Employee volunteering abroad is not a new idea, but it is one that is slowly gaining traction with organizations.
“Companies are now seeing themselves as part of the global dialogue and seeing how ESV can be part of sustainable development and an expression of a corporation’s global citizenship,” says Mary Beshai, senior advisor, strategic partnerships at the World University Service of Canada (WUSC), which runs the Uniterra program in partnership with the Centre for International Studies Cooperation (CECI).
WUSC and CECI have been carrying out the Uniterra program since 2004, helping employees find overseas placements. As a result, Uniterra has long-established relationships and operations in Asia, Africa, Latin America and the Caribbean. Overseas volunteer engagements with their corporate volunteer program are typically three to four weeks, although some employees go for longer periods of time. Uniterra staff handle all of the logistics such as travel arrangements and accommodation and provide help to ensure that volunteers integrate successfully into their overseas roles.
“It’s important for employers to go with an organization that has a local presence and knows the culture and the local situation,” notes Beshai.

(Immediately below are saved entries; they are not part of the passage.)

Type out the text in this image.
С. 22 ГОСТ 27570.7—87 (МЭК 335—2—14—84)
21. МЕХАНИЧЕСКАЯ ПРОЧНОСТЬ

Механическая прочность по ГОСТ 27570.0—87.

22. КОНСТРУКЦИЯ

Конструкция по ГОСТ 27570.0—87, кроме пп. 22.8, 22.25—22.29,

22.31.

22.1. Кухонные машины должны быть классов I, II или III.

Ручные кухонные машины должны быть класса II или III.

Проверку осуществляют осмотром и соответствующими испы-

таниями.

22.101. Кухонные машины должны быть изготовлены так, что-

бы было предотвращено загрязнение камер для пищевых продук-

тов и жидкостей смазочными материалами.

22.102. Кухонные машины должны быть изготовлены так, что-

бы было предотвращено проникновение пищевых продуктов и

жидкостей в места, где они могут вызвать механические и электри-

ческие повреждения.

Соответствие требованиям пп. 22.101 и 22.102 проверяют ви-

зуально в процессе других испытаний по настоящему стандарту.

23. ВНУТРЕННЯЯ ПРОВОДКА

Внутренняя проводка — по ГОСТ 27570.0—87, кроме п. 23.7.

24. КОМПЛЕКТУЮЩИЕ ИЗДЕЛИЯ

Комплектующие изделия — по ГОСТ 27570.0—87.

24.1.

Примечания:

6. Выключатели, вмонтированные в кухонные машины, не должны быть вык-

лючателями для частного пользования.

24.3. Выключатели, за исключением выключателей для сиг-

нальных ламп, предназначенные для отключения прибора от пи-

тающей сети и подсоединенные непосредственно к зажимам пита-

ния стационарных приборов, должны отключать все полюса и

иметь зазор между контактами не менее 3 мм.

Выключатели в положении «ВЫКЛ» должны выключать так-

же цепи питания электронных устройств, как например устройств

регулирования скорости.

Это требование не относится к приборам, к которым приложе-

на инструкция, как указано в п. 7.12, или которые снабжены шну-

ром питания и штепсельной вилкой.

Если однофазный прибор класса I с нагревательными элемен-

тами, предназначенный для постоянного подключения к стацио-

When screening potential volunteers, McCarthy looks for motivation, interest, the right attitude, and a blend of soft and technical skills. Getting these pieces in place is critical in order for all partners to achieve their goals. During the program, volunteers are evaluated.
“We do have different criteria around leadership skills that we will be tracking,” says Beshai. “We can then acknowledge [the volunteers’] satisfaction rates and what they have gained from the experience. We also give a summary report at the end of the project, so that the employer understands how each employee has contributed to the activities.”
As with other leadership programs, once employees return home from their overseas assignments, ongoing support from their organization is important in order to integrate and transfer what they have learned into their workplace.
A FEW PRACTICAL TIPS
There are as many ways of supporting employees who wish to volunteer their time as there are businesses. Whether volunteering abroad or giving back to your local community, there is no one-size-fits-all solution that will suit every organization. Some companies allow employees to do charity work during business hours, while others provide two or three days a year paid time off to do community work. Employees may decide to use their time to support a charity, or their employer may encourage a group of employees to volunteer as a team. It all depends on the goals of the organization, the resources available and the needs of the community.
If your company doesn’t have an ESV program and you want to start one, Volunteer Canada, a long-established organization that promotes volunteerism in Canada, can provide assistance directly or connect you with a local resource. If you want to look into volunteering abroad, Uniterra is a good place to go for information.
Employer-sponsored volunteering abroad is gaining in popularity as more employers realize the importance of creating strong, healthy communities, both locally and abroad, as well as the lasting benefits such programs provide in terms of employee engagement and leadership development.